Many pharmacological therapies exist for assistance with weight loss. The two medications approved for long-term use, orlistat (which inhibits dietary fat absorption) and sibutramine (which suppresses appetite), have been shown to produce modest weight loss. However, these medications have many unwanted side effects (such as diarrhoea with orlistat) that lead to non-compliance. When patients stop taking the medication, they often regain their lost weight. Finally, these medications are expensive and a considerable burden economically. Whether behaviour modification, pharmacotherapy or a combination of these approaches, the bottom-line issue with non-surgical weight management remains failure to achieve clinically significant weight loss for morbidly obese patients and failure to sustain weight loss for most patients. For many obese individuals, continued pursuit of these programs leads to recidivism, incremental weight gain, and the negative psychological and physiological consequences of repeated failures.

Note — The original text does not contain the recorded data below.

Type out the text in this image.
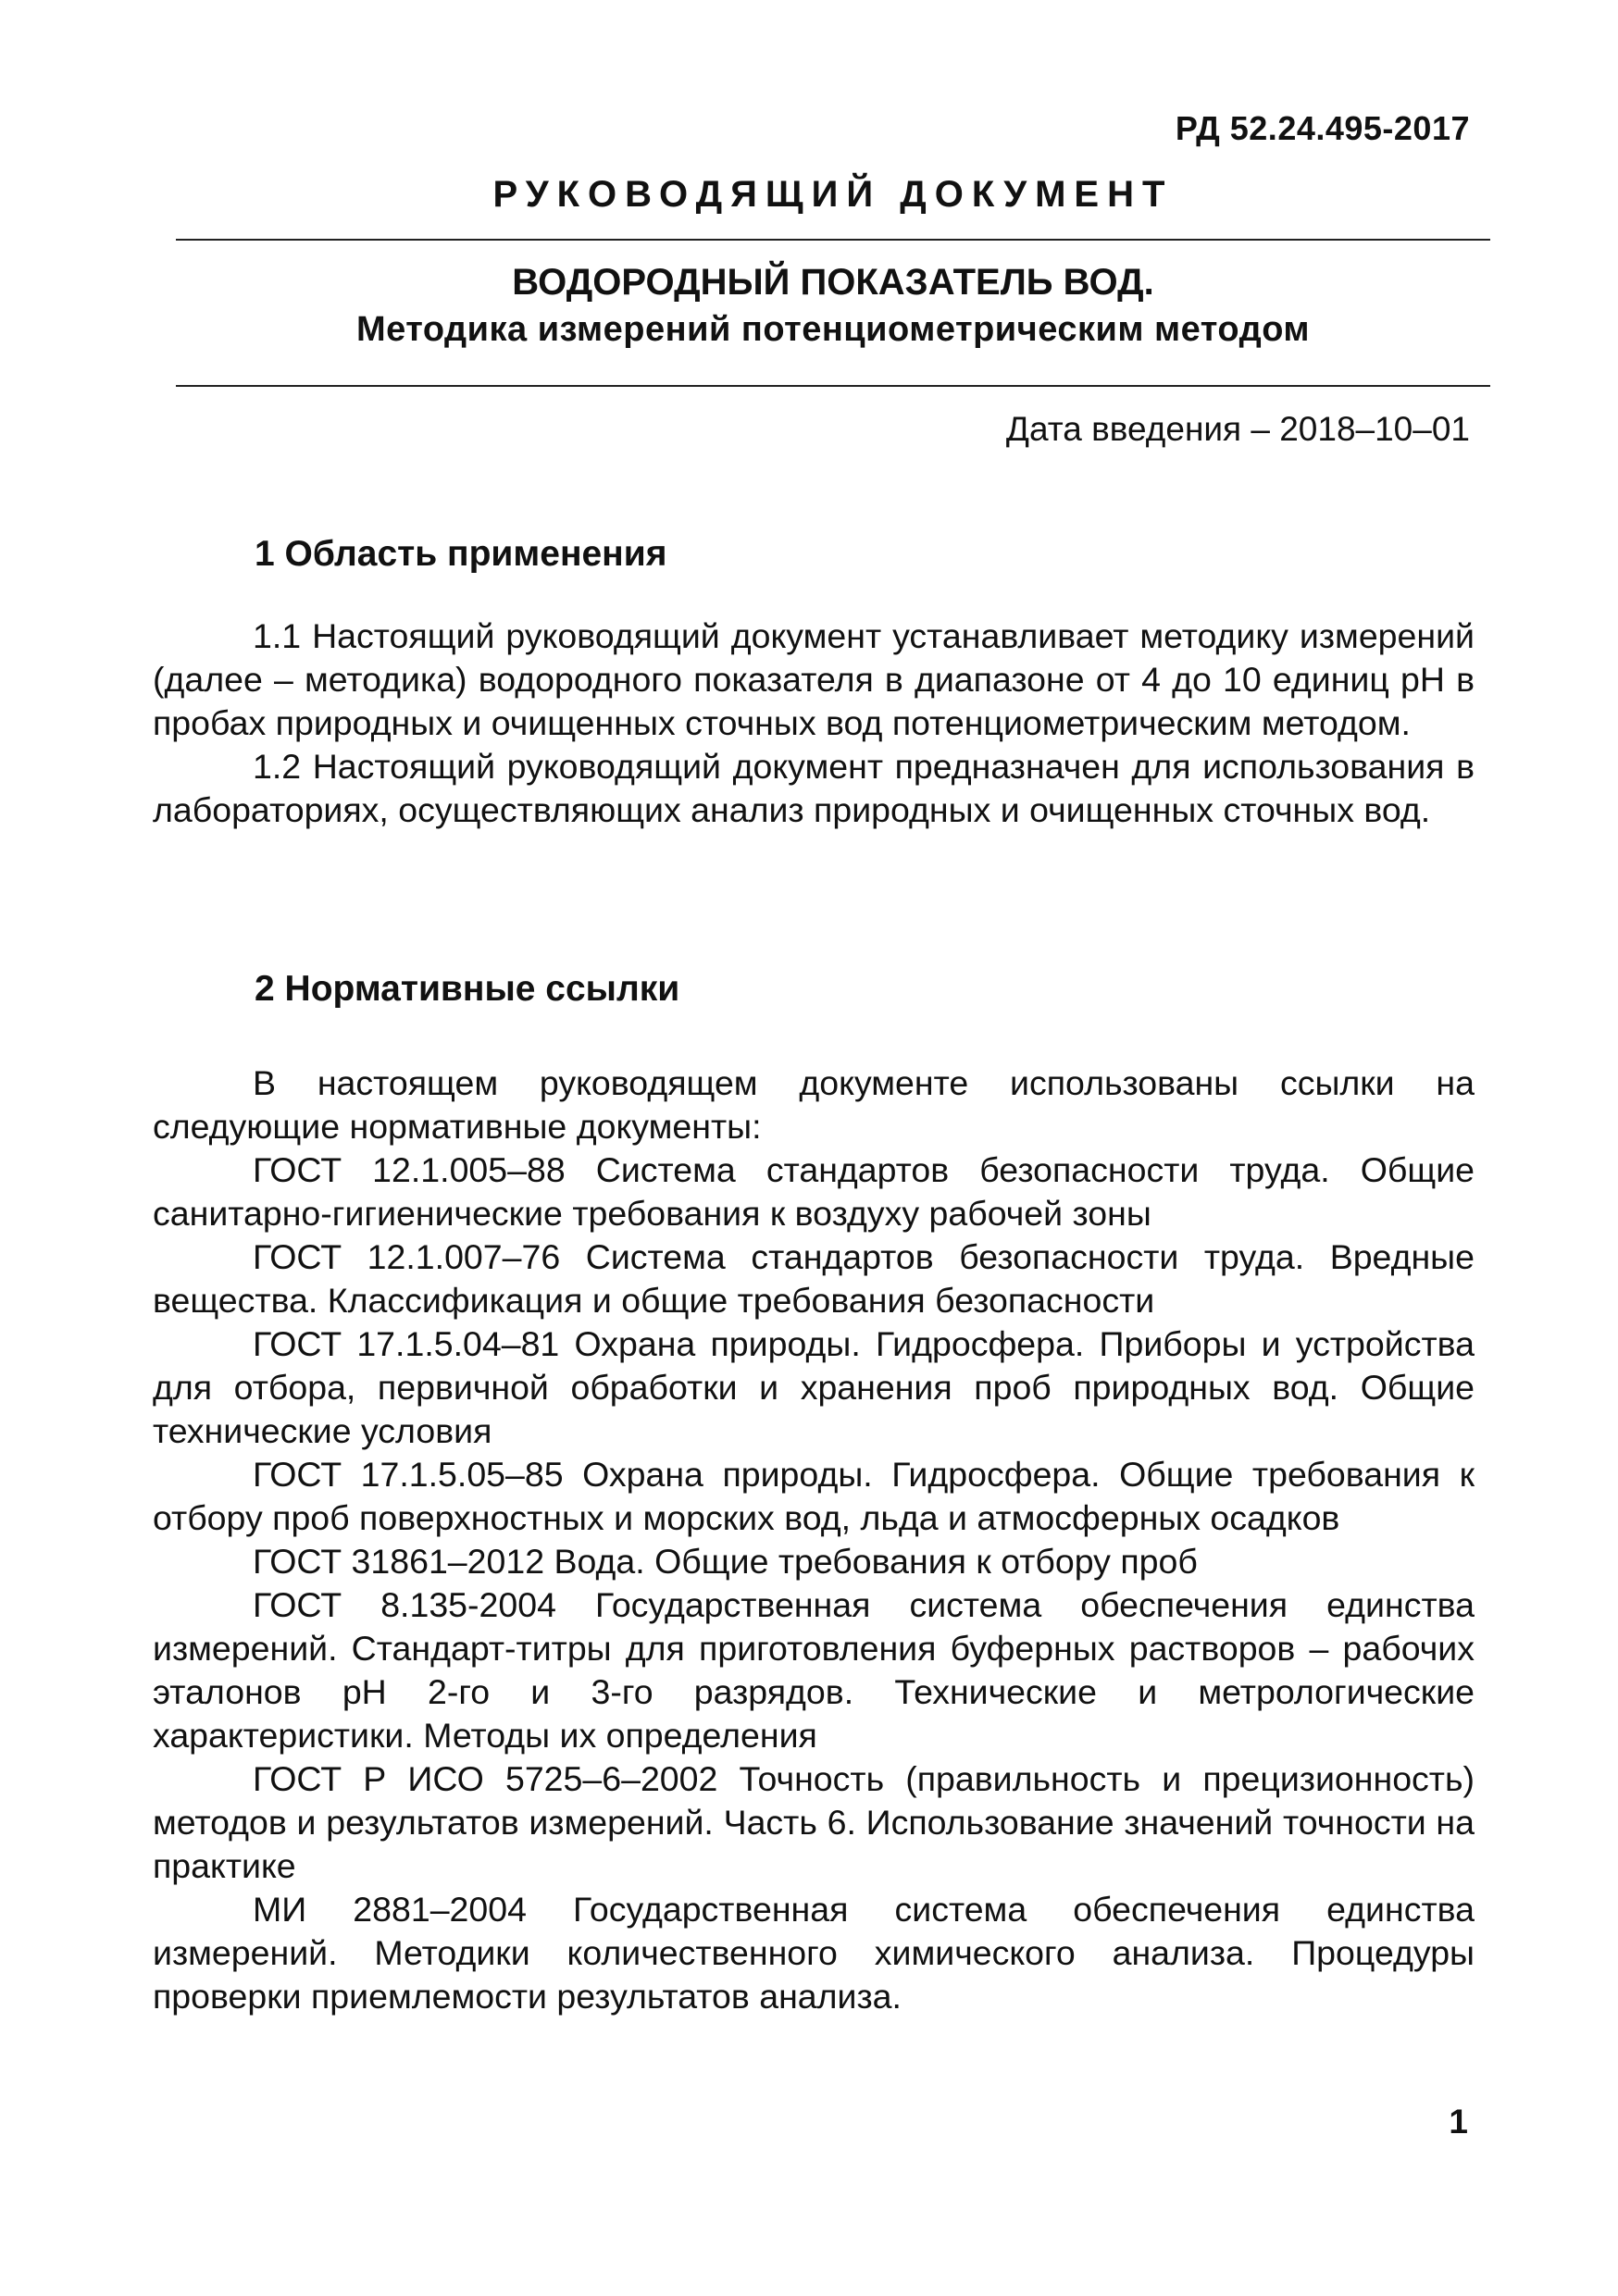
РД 52.24.495-2017
РУКОВОДЯЩИЙ ДОКУМЕНТ
ВОДОРОДНЫЙ ПОКАЗАТЕЛЬ ВОД.
Методика измерений потенциометрическим методом
Дата введения – 2018–10–01
1 Область применения

1.1 Настоящий руководящий документ устанавливает методику измерений (далее – методика) водородного показателя в диапазоне от 4 до 10 единиц рН в пробах природных и очищенных сточных вод потенциометрическим методом.

1.2 Настоящий руководящий документ предназначен для использования в лабораториях, осуществляющих анализ природных и очищенных сточных вод.

2 Нормативные ссылки

В настоящем руководящем документе использованы ссылки на следующие нормативные документы:

ГОСТ 12.1.005–88 Система стандартов безопасности труда. Общие санитарно-гигиенические требования к воздуху рабочей зоны

ГОСТ 12.1.007–76 Система стандартов безопасности труда. Вредные вещества. Классификация и общие требования безопасности

ГОСТ 17.1.5.04–81 Охрана природы. Гидросфера. Приборы и устройства для отбора, первичной обработки и хранения проб природных вод. Общие технические условия

ГОСТ 17.1.5.05–85 Охрана природы. Гидросфера. Общие требования к отбору проб поверхностных и морских вод, льда и атмосферных осадков

ГОСТ 31861–2012 Вода. Общие требования к отбору проб

ГОСТ 8.135-2004 Государственная система обеспечения единства измерений. Стандарт-титры для приготовления буферных растворов – рабочих эталонов рН 2-го и 3-го разрядов. Технические и метрологические характеристики. Методы их определения

ГОСТ Р ИСО 5725–6–2002 Точность (правильность и прецизионность) методов и результатов измерений. Часть 6. Использование значений точности на практике

МИ 2881–2004 Государственная система обеспечения единства измерений. Методики количественного химического анализа. Процедуры проверки приемлемости результатов анализа.

1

Recently, there has been interest in several putative gut hormones and their role in appetite, glucose metabolism and overall metabolism. Levels of glucagon-like peptide 1 (GLP-1), peptide YY (PYY), ghrelin, cholecystokinin (CCK), gastric inhibitory peptide (GIP), oxyntomodulin (OXW) and pancreatic polypeptide have all been shown to have anorexigenic or orexigenic effects, and some degree of change after various weight loss operations. This has renewed interest in the gut–brain axis and the regulating peptides, and their potential role in future weight management strategies.